Catherine et Fatiha sont mortes alors qu’elles avaient toutes deux déjà dénon­cé aux auto­ri­tés les vio­lences anté­rieures de leur ex-​compagnon. En vain. En ce mer­cre­di 8 mars, Journée inter­na­tio­nale des droits des femmes, force est de consta­ter que l’accueil des femmes vic­times de vio­lences conju­gales dans les com­mis­sa­riats et les gen­dar­me­ries ne les pro­tège pas tou­jours de la mort en 2023 en France.

Deux plaintes non remon­tées au procureur 

Catherine se sen­tait mena­cée depuis plu­sieurs jours par cet ex-​compagnon dont elle était sépa­rée depuis mi-​janvier. Ce der­nier avait déjà été condam­né en 2005 à vingt ans de réclu­sion pour ten­ta­tive d’assassinat sur une ancienne conjointe. Il était sor­ti en 2017 et n’avait pas fait depuis l’objet de sui­vi judi­ciaire. Catherine crai­gnait pour sa vie depuis quelque temps. « J’ai dis­cu­té avec sa sœur, expli­quait le maire de Saint-Laurent‑d’Arce Jean-​Pierre Suberville (sans éti­quette) auprès de France 3 Nouvelle-​Aquitaine. D’après ce que Catherine disait aux gens qu’elle avait au télé­phone, elle sen­tait que cela pou­vait arriver. » 

C’est d’ailleurs parce qu’elle se savait en dan­ger qu’elle avait por­té plainte à deux reprises contre lui le mois der­nier auprès des gen­darmes. Une fois pour des « vio­lences sans inca­pa­ci­té » et une fois pour « dif­fu­sion d’images por­tant atteinte à l’intimité de sa vie pri­vée », a indi­qué le pro­cu­reur de Libourne Olivier Kern dans un com­mu­ni­qué. Sa der­nière plainte datait du 23 février, une semaine avant sa mort. Aucune de ces deux plaintes n’a pour­tant fait l’objet d’une remon­tée auprès du par­quet de Libourne, rap­porte fran­cein­fo. Pourtant, la pro­cé­dure en la matière est claire : toute plainte pour vio­lence conju­gale doit être immé­dia­te­ment trans­mise au pro­cu­reur. C’est à lui que revient ensuite la déci­sion d’ouvrir ou non une instruction.

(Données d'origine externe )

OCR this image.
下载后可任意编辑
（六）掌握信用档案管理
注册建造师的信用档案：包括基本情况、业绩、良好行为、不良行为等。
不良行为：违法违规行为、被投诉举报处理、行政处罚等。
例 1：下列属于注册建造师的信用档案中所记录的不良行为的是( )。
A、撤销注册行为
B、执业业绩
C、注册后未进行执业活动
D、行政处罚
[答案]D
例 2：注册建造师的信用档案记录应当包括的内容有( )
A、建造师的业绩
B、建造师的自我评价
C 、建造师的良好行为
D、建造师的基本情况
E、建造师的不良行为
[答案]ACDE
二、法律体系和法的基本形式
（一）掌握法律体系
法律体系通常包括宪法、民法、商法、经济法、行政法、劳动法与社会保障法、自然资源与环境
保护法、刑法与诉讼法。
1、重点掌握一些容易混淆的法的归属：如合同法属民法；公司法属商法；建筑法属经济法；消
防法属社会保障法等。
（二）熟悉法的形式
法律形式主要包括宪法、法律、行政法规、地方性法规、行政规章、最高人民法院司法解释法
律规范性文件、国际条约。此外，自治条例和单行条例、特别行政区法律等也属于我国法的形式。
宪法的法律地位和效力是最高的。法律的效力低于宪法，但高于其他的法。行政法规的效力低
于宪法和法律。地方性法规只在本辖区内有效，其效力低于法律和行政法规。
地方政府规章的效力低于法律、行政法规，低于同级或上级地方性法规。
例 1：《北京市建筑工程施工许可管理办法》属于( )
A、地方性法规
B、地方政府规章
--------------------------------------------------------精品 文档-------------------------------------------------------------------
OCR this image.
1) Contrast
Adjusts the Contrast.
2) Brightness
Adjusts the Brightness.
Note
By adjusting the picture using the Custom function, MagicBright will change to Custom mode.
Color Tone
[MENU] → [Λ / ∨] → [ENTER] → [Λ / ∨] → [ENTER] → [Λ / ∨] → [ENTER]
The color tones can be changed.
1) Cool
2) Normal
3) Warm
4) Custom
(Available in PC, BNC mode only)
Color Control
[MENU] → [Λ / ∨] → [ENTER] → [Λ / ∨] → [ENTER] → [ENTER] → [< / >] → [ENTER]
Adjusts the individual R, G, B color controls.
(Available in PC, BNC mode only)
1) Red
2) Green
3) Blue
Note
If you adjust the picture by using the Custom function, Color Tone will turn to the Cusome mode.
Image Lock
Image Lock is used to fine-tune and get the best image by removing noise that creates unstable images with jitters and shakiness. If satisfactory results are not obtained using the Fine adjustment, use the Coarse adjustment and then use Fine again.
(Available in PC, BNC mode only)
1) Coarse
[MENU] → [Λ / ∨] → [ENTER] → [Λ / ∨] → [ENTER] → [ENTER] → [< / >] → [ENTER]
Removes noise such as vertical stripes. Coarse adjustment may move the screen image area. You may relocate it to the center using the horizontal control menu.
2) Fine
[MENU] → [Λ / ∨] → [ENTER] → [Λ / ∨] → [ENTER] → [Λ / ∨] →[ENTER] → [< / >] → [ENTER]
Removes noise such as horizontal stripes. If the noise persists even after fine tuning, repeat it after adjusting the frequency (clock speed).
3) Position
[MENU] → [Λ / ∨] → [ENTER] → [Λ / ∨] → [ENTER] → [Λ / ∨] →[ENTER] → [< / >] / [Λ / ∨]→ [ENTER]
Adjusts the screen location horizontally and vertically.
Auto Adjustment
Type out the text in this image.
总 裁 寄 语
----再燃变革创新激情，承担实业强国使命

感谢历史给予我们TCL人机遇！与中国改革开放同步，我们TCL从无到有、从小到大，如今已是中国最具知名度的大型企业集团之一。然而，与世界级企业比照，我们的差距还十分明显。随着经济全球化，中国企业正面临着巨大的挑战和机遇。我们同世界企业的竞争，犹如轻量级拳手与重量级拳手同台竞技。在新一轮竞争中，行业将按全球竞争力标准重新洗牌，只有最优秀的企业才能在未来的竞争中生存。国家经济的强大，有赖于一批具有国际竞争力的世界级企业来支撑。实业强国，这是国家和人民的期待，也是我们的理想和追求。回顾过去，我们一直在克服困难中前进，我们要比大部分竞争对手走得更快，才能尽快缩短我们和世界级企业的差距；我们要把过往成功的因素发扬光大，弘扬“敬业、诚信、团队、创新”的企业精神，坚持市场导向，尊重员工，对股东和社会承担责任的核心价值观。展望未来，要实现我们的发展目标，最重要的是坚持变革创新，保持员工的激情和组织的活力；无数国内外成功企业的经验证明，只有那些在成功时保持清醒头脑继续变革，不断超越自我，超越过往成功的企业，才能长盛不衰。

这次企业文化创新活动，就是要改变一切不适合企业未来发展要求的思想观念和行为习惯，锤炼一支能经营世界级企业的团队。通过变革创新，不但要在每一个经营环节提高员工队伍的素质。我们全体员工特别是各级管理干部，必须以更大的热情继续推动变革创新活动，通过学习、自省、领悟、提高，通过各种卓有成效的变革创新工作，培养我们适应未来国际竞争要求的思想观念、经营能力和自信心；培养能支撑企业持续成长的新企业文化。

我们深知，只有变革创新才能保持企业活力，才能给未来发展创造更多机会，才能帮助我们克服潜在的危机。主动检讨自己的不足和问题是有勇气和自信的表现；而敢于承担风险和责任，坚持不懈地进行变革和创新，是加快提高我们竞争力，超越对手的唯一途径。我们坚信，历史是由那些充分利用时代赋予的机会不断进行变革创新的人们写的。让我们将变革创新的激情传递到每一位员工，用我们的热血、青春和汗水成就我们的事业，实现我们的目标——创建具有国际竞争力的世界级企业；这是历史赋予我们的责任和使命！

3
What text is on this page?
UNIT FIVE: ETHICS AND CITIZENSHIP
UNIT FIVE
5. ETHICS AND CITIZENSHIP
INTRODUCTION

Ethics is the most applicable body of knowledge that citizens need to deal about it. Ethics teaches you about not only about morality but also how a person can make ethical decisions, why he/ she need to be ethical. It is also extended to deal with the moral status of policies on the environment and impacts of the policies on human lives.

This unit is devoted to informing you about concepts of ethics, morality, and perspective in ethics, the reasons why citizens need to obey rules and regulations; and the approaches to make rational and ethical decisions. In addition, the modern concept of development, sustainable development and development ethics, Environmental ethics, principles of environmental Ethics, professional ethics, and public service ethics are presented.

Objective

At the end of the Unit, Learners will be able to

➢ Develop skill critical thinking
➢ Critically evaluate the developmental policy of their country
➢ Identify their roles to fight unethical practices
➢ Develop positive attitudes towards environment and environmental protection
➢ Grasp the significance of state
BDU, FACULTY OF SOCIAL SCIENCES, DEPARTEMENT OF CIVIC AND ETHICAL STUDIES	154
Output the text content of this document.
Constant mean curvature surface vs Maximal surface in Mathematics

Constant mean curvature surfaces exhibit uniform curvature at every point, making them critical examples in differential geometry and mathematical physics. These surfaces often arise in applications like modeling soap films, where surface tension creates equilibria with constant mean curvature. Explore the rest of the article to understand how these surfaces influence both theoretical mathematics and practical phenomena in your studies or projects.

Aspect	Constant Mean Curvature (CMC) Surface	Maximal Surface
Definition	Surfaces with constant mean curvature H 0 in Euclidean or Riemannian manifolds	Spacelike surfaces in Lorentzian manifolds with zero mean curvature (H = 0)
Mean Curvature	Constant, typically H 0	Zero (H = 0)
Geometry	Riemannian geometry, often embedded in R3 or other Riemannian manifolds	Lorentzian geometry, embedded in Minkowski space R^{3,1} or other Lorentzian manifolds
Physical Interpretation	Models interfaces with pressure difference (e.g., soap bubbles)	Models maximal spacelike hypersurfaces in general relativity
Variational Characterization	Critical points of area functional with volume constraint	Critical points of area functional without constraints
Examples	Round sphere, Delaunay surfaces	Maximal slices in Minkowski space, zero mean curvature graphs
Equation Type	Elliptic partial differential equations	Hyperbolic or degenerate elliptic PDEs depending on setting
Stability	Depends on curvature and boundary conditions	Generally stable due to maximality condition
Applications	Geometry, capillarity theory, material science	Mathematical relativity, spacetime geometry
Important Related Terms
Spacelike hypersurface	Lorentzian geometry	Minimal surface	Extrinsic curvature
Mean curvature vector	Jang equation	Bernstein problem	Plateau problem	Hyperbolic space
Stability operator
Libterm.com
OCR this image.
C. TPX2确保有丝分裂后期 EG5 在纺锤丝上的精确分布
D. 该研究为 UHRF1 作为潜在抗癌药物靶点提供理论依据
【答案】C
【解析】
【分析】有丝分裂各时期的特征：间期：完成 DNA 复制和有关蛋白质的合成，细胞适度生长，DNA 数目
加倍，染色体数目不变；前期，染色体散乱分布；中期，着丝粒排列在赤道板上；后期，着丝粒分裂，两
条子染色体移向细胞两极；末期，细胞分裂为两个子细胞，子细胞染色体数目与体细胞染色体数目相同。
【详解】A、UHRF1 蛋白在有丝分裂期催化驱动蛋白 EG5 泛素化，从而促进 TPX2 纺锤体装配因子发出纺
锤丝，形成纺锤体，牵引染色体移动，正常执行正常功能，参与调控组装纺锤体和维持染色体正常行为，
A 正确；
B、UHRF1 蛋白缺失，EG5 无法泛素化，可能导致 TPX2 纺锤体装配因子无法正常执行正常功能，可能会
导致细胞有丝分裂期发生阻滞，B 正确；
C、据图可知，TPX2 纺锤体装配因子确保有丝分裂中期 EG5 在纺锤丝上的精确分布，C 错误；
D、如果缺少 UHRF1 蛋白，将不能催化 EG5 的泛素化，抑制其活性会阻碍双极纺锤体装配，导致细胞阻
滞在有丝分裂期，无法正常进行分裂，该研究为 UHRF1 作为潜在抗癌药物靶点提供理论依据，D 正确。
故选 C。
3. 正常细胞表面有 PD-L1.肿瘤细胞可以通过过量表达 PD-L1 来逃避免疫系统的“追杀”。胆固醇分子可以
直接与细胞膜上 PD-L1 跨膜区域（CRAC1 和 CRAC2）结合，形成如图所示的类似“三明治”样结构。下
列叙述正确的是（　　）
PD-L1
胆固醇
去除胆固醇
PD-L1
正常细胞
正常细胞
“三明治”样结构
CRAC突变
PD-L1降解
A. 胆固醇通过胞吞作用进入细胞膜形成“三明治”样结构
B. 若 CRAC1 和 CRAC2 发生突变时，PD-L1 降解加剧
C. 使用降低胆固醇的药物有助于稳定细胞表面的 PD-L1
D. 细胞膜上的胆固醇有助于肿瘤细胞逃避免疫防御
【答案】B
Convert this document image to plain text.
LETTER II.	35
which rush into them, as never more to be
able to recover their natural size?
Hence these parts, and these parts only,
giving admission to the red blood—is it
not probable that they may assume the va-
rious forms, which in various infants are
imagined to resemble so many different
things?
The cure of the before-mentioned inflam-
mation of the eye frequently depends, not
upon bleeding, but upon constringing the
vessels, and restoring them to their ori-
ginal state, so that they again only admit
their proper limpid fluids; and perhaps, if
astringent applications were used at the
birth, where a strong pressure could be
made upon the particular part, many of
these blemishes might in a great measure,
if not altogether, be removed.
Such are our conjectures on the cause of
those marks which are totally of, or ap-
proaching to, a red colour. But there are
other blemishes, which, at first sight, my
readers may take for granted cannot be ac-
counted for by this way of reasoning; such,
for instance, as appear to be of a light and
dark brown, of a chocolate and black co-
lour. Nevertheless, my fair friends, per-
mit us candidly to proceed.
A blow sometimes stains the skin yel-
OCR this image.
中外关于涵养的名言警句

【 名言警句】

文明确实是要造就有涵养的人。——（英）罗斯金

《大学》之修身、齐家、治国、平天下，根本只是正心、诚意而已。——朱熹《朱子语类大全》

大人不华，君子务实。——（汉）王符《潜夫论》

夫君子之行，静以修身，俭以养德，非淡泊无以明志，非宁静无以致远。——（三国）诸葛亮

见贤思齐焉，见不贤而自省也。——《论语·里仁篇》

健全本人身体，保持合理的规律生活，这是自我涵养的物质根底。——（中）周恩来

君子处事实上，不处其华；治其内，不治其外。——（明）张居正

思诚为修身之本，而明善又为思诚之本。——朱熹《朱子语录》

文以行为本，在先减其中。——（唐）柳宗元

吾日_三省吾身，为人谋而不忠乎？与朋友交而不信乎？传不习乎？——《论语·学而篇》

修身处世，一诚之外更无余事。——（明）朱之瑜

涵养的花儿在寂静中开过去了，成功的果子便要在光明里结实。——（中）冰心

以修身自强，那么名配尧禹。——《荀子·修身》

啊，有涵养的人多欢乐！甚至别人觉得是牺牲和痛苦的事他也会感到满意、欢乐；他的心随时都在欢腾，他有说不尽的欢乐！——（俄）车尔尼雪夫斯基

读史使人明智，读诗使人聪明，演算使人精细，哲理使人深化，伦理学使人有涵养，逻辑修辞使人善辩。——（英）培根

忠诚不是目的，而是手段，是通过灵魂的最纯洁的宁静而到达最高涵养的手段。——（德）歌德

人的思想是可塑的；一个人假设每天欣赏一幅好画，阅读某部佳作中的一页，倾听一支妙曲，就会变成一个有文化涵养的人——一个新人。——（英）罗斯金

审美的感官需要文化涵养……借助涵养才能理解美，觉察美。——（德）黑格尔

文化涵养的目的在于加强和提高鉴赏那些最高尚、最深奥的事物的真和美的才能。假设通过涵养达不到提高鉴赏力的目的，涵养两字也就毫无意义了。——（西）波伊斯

« Dysfonctionnement du système »

Fatiha aus­si se sen­tait mena­cée. Le couple était sépa­ré depuis le mois d’août der­nier à la suite d’un dépôt de plainte de la jeune femme pour des vio­lences conju­gales, indique France 3 Hauts-​de-​France. Selon BFM-​TV, il fai­sait l'objet d'une convo­ca­tion par procès-​verbal (CPPV) avec pla­ce­ment sous contrôle judi­ciaire et inter­dic­tion d’entrer en contact avec Fatiha. Selon une amie de la jeune femme, il a pour­tant conti­nué de la har­ce­ler et n'a éco­pé que d'« une simple inter­dic­tion d’approcher. Ils ne lui ont pas mis de bra­ce­let, ils n’ont pas mis de télé­phone [grave dan­ger, ndlr] à la dis­po­si­tion de Fatiha, il n’y a rien eu. Pourquoi ? Juste, pour­quoi ? », s’interroge-t-elle auprès de RMC. Pour l'heure, le par­quet d'Amiens n'a pas com­mu­ni­qué indique France 3. Pour l'avocate péna­liste enga­gée contre les vio­lences conju­gales, Yael Mellul, inter­viewée par Le Parisien, il est clair que « ces femmes ne devraient pas être mortes. Elles le sont, car il y a eu un dys­fonc­tion­ne­ment du système. » 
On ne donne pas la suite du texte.